Franck enfile des gants de latex plonge la main dans sa sacoche et ren ressort la serviette en papier tachée du sang de Gianelli.
— Voilà. Je te ramène du boulot, à toi de découvrir si l'ADN de ce PDG peut nous conduire quelque part !
— Comment as-tu obtenu cette belle tache rouge ?
— En fait il s'est entaillé le doigt en laissant tomber sa tasse de café à la vue du personnage dont tu m'as confié la photo.
— Ah oui ! Je crois bien qu'il y a matière à creuser dans cette serviette en papier.
Au fait j'ai oublié de te préciser que nous sommes sur une trace concernant notre homme !
— C'est extraordinaire, tu as des cracks dans ton service ! Et il viendrait d'où, de la région ?
— Non, de Russie !
— De Russie ?
— Ce serait un ancien colonel retraité des forces armées Russes, c'est d'ailleurs pour cela que nous avons retrouvé son visage.

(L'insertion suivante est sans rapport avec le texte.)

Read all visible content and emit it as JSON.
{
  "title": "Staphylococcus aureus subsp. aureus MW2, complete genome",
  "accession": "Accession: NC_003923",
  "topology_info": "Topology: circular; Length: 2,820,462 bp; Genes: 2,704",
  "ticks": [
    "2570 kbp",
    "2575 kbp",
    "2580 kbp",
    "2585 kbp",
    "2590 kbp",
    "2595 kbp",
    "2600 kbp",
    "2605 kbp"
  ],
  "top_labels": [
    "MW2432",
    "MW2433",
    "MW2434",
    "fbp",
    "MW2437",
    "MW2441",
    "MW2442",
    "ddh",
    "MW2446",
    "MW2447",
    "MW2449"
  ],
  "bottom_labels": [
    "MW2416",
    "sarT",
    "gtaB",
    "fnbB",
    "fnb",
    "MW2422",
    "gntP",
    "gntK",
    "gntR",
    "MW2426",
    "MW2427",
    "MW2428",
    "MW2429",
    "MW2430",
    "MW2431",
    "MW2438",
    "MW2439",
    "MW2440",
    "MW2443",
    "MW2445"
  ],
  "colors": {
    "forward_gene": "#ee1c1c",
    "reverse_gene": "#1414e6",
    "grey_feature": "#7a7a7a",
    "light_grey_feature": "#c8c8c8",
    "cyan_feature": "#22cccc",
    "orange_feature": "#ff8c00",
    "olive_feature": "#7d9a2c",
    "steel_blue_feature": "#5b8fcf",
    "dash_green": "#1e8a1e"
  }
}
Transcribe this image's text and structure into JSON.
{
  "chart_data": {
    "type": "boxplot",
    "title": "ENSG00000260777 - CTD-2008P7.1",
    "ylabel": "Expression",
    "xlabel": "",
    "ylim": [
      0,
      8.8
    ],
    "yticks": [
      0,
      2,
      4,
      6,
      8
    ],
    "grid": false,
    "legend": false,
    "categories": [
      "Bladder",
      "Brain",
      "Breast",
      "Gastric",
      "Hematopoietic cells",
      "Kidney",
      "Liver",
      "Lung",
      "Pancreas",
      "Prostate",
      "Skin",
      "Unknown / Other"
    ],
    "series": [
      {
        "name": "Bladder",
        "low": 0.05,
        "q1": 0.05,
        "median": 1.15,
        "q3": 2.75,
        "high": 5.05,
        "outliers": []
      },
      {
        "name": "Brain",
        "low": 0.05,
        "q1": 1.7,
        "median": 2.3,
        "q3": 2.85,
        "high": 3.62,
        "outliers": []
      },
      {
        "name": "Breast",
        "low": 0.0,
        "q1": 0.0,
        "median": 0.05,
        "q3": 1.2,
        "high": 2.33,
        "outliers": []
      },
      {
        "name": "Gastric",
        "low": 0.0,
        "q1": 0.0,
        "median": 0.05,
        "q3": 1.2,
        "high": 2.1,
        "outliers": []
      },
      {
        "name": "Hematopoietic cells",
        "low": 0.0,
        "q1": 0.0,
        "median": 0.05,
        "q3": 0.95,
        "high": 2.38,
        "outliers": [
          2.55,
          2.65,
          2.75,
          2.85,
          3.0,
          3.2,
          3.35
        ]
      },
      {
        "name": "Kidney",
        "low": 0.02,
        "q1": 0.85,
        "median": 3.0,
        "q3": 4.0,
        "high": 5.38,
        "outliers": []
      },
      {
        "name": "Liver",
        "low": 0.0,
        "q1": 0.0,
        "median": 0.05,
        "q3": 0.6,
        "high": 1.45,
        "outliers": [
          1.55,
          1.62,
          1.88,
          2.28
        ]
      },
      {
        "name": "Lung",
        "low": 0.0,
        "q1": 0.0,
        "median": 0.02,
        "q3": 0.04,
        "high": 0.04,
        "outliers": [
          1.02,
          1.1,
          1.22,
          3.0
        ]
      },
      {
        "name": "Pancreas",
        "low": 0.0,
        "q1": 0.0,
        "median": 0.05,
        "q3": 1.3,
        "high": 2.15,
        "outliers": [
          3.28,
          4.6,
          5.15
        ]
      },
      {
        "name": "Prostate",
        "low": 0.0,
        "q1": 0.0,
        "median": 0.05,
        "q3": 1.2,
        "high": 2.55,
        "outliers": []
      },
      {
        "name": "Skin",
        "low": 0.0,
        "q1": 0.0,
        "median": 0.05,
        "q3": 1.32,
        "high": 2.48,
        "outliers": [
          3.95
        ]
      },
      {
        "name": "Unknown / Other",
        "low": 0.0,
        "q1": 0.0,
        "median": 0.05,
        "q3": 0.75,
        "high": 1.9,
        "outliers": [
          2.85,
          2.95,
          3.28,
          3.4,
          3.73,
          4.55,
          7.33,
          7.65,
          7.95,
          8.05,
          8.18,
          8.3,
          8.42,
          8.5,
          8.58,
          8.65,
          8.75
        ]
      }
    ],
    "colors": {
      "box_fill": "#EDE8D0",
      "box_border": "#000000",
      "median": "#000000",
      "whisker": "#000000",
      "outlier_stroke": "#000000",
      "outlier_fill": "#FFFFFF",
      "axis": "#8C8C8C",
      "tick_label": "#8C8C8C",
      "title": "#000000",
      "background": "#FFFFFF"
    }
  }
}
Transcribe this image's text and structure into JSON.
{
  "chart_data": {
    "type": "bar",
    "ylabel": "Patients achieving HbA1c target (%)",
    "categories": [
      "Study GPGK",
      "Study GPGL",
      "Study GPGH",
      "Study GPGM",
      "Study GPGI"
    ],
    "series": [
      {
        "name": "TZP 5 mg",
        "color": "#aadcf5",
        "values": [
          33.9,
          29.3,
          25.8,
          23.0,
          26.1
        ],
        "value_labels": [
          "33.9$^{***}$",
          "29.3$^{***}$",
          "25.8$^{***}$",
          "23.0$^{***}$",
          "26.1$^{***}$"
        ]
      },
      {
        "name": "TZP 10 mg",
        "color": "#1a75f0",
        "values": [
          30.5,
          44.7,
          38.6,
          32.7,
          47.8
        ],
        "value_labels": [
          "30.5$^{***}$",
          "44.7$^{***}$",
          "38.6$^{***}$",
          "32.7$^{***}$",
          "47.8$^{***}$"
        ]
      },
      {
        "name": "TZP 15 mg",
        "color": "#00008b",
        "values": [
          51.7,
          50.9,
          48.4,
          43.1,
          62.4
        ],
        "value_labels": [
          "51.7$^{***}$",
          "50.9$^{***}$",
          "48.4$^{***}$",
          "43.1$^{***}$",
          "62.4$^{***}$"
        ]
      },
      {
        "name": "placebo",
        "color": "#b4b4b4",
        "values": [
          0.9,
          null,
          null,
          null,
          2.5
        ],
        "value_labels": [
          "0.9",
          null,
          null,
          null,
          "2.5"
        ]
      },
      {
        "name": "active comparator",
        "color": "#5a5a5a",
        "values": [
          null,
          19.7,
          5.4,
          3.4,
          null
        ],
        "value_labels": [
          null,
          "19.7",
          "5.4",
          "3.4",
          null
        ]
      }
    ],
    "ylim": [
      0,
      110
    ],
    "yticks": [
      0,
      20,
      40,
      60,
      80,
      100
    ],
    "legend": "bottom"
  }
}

Pour l'instant je ne suis sur de rien, on fait faire une analyse morphologique poussée pour comparer les visages, mais cela colle aussi avec les balles retrouvées dans les bois.
— Comment savoir si mon PDG de la multinationale a ou avait des connexions avec ce russe, toujours est-il que je suis sur qu'il l'a reconnu sur la photo.
— Peut-être se sent-il lui aussi menacé ! Nous ne savons pas ce qui se trame derrière ces grands groupes, des milliards d'euros sont en jeu !
— Je ne sais pas si on découvrira jamais ceux qui sont derrière ces horreurs, l'affaire se complexifie un peu plus chaque fois que nous découvrons de nouveaux indices.
— Ecoute Franck, ce qui compte c'est que nous avançons. Crois en mon expérience ceux qui sont derrière tout ça finiront bien par commettre des erreurs, déjà ils ignorent tout ce que nous savons !
— Georges merci vraiment pour ton accueil et ces nouvelles infos, je repars gonflé à bloc.